E dalla paventata perdita di controllo della società moderna, in spregio a tutti i principi democratici sin ora guadagnati, che verrebbe in soccorso il Digital Services Act “per non compromettere i grandi vantaggi che otteniamo dalle piattaforme. Ma per assicurarci che noi, come società, abbiamo il controllo. Che queste piattaforme sono ciò che dovrebbero essere: strumenti che ci aiutano a dare un senso alla grande quantità di informazioni disponibili, non tutori che decidono cosa possiamo e non possiamo vedere” dichiara la Commissaria europea.
Lato gatekeeper è facile desumere che se si concede all’utente la possibilità di capire che viene “targetizzato” (perché magari addicted allo sport) e potrà scegliere di rimuovere il parametro “sport” divenendo così meno attraente per gli investitori principali con buona pace del business principale delle piattaforme. Motivo per cui, con questa stretta, difficilmente le piattaforme potranno essere ancora ugualmente appetibili nel mercato delle adv.
Negli ultimi giorni è trapelata l’esistenza di un rapporto “privileged and need-to-know” e “confidential and proprietary” inviato da Google alla Commissione Europa che contesta decisamente le nuove proposte a sostegno di un DSA che possa contribuire alla ripresa dell’Europa e al progresso economico. Tutte intenzioni astrattamente condivisibili, ma a quanto pare tale documento è stato inviato con il preciso obiettivo di “minare l’idea che il DSA non ha alcun costo per gli europei” e “mostrare come il DSA limita il potenziale di Internet…nonostante il beneficio apportato alle persone”.
Pertanto, è facile comprendere come dietro il lavoro del legislatore ci sia il frequente pressing delle grandi aziende tecnologiche per influenzare il discorso pubblico e le future leggi.
Il consent framework di IAB al vaglio del garante privacy belga
Mentre la Commissione europea elabora questo nuovo pacchetto, sempre lato Adtech, i Big si scontrano con i garanti del GDPR circa la liceità del trattamento dei dati degli utenti e degli standard del consenso richiesto nella pubblicità targettizzata.

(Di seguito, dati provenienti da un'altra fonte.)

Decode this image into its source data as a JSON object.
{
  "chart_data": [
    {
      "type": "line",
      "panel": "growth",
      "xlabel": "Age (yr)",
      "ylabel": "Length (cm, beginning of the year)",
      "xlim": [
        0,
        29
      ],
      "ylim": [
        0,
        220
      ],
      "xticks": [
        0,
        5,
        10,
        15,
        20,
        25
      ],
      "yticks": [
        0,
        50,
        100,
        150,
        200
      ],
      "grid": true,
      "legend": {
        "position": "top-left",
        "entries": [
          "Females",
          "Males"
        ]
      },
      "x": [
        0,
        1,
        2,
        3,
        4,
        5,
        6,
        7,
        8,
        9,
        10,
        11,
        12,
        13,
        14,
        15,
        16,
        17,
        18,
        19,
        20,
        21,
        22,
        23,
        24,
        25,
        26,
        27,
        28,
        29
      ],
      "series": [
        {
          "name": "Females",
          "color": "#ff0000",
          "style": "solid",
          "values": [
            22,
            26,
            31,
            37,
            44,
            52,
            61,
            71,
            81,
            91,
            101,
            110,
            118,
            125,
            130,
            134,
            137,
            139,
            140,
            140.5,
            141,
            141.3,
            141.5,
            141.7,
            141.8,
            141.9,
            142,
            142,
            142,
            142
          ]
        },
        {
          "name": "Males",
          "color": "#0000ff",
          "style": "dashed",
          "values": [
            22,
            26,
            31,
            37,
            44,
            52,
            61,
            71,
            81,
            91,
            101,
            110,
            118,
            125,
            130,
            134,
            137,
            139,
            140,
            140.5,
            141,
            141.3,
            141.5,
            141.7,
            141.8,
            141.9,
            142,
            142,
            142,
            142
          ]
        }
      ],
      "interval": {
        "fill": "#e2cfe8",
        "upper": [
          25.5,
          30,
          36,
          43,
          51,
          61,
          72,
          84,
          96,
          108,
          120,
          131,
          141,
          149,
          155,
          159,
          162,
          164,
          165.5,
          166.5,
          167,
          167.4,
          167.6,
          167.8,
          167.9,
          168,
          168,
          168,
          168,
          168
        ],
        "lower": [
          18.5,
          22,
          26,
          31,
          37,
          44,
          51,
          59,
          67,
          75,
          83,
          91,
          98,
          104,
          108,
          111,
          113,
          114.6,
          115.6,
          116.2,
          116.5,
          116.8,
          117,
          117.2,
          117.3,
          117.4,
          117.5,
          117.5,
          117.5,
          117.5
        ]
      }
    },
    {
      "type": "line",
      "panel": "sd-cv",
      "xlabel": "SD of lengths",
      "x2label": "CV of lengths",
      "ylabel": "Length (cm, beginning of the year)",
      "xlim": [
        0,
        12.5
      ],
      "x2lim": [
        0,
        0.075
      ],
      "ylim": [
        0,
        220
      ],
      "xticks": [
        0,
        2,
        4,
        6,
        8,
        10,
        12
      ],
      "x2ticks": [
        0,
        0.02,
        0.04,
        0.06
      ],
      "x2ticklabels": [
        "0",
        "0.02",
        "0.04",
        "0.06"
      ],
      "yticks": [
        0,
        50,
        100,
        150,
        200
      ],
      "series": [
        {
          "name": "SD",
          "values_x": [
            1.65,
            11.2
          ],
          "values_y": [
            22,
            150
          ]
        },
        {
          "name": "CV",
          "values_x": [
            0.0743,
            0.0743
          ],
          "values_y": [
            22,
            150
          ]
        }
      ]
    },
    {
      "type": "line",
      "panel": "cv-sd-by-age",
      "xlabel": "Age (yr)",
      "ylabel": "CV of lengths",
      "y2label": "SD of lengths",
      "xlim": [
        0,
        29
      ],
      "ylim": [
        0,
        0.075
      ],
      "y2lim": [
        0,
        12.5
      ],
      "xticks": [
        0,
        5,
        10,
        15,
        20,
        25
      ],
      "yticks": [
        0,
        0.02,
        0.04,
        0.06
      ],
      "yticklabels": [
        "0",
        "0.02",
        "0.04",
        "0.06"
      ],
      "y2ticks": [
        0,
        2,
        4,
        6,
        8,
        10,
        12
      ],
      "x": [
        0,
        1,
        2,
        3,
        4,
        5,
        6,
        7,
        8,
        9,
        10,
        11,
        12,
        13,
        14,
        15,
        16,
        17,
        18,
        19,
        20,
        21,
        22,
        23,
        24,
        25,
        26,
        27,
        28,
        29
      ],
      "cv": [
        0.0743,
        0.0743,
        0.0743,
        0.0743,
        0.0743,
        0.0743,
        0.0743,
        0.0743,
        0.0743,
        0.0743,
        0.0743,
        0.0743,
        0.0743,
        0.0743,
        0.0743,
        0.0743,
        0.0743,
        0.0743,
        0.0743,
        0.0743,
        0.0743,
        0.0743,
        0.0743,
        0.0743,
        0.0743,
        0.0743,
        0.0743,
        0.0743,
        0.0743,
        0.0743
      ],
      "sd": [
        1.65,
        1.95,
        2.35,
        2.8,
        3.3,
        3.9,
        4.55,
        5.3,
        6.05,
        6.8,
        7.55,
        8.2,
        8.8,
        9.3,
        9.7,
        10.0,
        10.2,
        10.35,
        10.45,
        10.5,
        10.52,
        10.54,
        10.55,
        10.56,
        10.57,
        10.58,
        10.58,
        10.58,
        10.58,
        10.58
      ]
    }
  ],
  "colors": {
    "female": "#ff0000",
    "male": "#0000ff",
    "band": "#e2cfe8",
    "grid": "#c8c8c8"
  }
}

Pochi giorni fa, infatti, un rapporto preliminare del Garante privacy belga ha rilevato che lo strumento di monitoraggio degli annunci e raccolta del consenso degli utenti implementato dalle piattaforme e gestito da IAB Europe, ovvero il transparency and consent framework (TCF, introdotto nel 2018), non soddisfa gli standard richiesti dal GDPR per la protezione dei dati. Tale violazione è stata rilevata soprattutto nelle offerte in tempo reale con un sistema di scambio di dati ad alta velocità ritenuto non conforme agli standard di sicurezza, trasparenza e correttezza del diritto dell’UE. A ciò si aggiunge un ulteriore grave aspetto, ovvero la mancata nomina di un responsabile della protezione dei dati, nonché la mancata tenuta di un registro del trattamento.
Dal canto suo, lo IAB Europe ritiene che l’attività gestione del framework non lo rende responsabile del trattamento ai sensi del GDPR e, se così fosse, ciò ricadrebbe negativamente sulla sua funzione di assistere le aziende dell’ecosistema della pubblicità digitale a conformarsi alle regole privacy.
Lo IAB invita pertanto le autorità a non adottare misure sanzionatorie che indebolirebbero il sistema, quanto piuttosto ad aprire un dialogo costruttivo che punti a migliorare e promuovere l’adeguamento al GDPR e alla direttiva ePrivacy.
Tuttavia, in caso di decisione negativa della Litigation Chamber belga, IAB ha già dichiarato di voler sollevare una questione pregiudiziale innanzi alla Corte di Giustizia europea sui ruoli del trattamento oggetto di contestazione.